Columnas dóricas con un friso de neones azules, un sofá deco tapizado con motivos Op, una silla que no es para sentarse o un tocadiscos de hormigón. Son algunas de las imágenes que esperamos encontrar en una exposición dedicada al postmodernismo. En efecto están, son piezas de Hans Hollein, Alessando Mendini, Howard Meister o Ron Arad. Son la imagen prototípica de una época, de unos años o de una forma de hacer que identificamos con los ochenta del siglo pasado -¡sólo hace treinta años! ¡ya hace treinta años!- y una etiqueta que parecía calificarlo todo: postmodernismo. Como bien aclaran los comisarios de la exposición, Glenn Adamson y Jane Pavitt, entonces todo era post-: “post-industrialización, post-fordismo, post-colonialismo, post-disciplinariedad, post-genero, incluso post-humano” citan en el catálogo. Pero la virtud de la exposición “Postmodernism. Style and subversion, 1970-1990” es mostrar que en esos sofás raros, en esas luces de neón, en la música, el arte, el diseño o la arquitectura de esos años, se plantearon muchas cuestiones que van más allá de un estereotipo y, más aún, que siguen siendo válidas y presentes.
Primera aclaración, no es una exposición sobre la postmodernidad, con toda la complejidad filosófica que hubiese podido acarrear, sino sobre el postmodernismo identificado como una manera de hacer que dura veinte años, más o menos, a partir de 1970. Y segunda aclaración, es una exposición en un museo de artes aplicadas, el V&A de Londres. El arte o la literatura ilustran a la exposición de la misma manera que en otras son los muebles los que ilustran a las obras de arte. Tal vez no podría ser de otra forma, porque el postmodernismo se inicia como movimiento o tendencia en arquitectura y diseño. Primer problema y aviso de los comisarios: ni en la exposición ni en el catálogo encontraremos ninguna definición de postmodernismo. ¿Cómo hacerlo de una etiqueta que todo el mundo ha querido quitarse de encima? ¿Cómo hacerlo sobre unas prácticas calificadas por su ambigüedad? No hacía falta por tanto el aviso sobre que esta es una exposición en un museo de artes decorativas y que por ello tendrían preeminencia la arquitectura o el diseño (algo que queda de manifiesto a lo largo del recorrido). Porque la clave, como los comisarios están prestos a señalar, está en ese carácter híbrido del postmodernismo, en su ambigüedad (esa que impide encontrar una definición).
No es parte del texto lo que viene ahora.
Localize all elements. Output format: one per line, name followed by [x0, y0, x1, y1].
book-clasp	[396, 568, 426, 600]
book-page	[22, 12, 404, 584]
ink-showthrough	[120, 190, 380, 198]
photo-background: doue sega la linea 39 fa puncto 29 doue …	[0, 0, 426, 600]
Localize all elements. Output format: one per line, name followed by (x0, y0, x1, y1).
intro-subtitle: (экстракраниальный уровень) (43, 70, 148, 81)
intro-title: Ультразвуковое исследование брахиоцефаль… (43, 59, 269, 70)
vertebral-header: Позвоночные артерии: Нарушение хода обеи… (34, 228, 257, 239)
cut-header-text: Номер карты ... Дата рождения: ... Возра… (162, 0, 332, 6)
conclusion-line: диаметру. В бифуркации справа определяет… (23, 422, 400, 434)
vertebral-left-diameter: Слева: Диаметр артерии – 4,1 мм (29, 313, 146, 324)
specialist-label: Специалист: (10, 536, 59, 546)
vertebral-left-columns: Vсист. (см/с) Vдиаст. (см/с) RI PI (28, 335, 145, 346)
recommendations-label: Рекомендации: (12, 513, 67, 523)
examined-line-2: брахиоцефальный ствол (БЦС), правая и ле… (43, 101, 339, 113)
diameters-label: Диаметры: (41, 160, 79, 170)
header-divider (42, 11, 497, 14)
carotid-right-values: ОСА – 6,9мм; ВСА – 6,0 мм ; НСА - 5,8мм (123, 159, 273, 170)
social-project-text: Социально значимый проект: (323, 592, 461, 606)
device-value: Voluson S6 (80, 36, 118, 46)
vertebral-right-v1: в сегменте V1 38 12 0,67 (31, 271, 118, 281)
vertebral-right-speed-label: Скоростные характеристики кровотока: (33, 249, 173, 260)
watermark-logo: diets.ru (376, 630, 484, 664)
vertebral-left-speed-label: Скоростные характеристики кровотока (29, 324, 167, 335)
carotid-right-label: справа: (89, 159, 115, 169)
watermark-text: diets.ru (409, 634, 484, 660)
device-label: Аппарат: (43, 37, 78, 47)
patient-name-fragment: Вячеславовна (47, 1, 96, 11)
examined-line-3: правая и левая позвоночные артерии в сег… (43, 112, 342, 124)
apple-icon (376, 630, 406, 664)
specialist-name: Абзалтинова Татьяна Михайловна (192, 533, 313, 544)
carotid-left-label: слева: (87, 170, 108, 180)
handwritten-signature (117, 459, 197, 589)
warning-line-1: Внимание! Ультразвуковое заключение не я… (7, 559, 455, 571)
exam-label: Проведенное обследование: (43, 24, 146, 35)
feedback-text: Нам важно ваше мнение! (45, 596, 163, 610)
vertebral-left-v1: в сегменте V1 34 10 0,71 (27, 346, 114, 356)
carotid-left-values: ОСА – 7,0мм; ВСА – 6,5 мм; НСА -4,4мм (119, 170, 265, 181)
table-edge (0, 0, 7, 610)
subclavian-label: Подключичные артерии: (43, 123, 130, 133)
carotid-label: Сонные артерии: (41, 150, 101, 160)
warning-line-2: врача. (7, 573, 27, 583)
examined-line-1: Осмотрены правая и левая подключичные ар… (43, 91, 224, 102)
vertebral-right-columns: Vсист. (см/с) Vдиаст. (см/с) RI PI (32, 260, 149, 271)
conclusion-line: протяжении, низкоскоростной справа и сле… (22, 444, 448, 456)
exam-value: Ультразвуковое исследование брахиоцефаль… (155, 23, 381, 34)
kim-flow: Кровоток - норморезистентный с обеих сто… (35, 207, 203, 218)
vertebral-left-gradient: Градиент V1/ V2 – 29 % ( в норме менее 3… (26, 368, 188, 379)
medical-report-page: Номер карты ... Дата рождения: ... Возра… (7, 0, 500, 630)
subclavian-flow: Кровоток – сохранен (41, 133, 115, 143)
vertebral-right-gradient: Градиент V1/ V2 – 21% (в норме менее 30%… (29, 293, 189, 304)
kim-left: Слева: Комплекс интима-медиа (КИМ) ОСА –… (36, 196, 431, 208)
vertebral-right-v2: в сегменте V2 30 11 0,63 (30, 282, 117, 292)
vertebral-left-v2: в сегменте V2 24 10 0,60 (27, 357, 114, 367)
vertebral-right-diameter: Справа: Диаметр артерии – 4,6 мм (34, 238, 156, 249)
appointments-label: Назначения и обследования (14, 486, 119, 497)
Ambigüedad e hibridación no son sólo mezcla de géneros y épocas, que también, sino que tienen que ver con esa post-disciplinariedad que aparece como un post- más. De hecho, con todos esos post- que citan. Laurie Anderson músico, Laurie Anderson performer, Laurie Anderson poeta, Laurie Anderson videoartista. En toda una sección de la exposición, la dedicada a la música, con la escenografía de la característica discoteca o bar de aspecto industrial de la época, las portadas de discos de New Order y Joy Division o los vídeos de Talking Heads ponen en evidencia la colaboración entre músicos, artistas, diseñadores de moda, grafistas, cineastas… Como si el consabido “todo vale” hubiese sido un descalificativo malintencionado para intentar meter en vereda una expresión más insultante, más compleja y menos abarcable. Un “¡qué más da!” que también recogía el Punk y el post-Punk (otro post-) muy presentes en la exposición (es un museo británico que ya ha dedicado una exposición a Vivianne Westwood). El “¡qué más da!” es despreocupado, pero también descarado, se correspondería entonces con el subtítulo de la exposición, “estilo y subversión”, términos que podrían parecer contradictorios. Ese “¡qué más da!” hablaría del salto entre categorías y la colaboración entre distintos creadores como una característica del postmodernismo y, por tanto, de su falta de respeto por unos regímenes económicos que establecen la división entre artes (y que parece que hemos aceptado sin más consecuencias, encantados de un mercado boyante que ahora se ha ido a pique). Pero, y ahí la aparente contradicción, desde una libertad que mezcla sin prejuicios, que se viste y disfraza. Como David Byrne cantando “Girlfriend Is Better”, vestido con un traje diez tallas más grande, en la película documental “Stop Making Sense” de Jonathan Demme (Talking Heads era uno de los grupos favoritos del asesino Patrick Bateman, protagonista de la novela “American Psycho” de Bret Easton Ellis). Una libertad que fusila, corta y pega.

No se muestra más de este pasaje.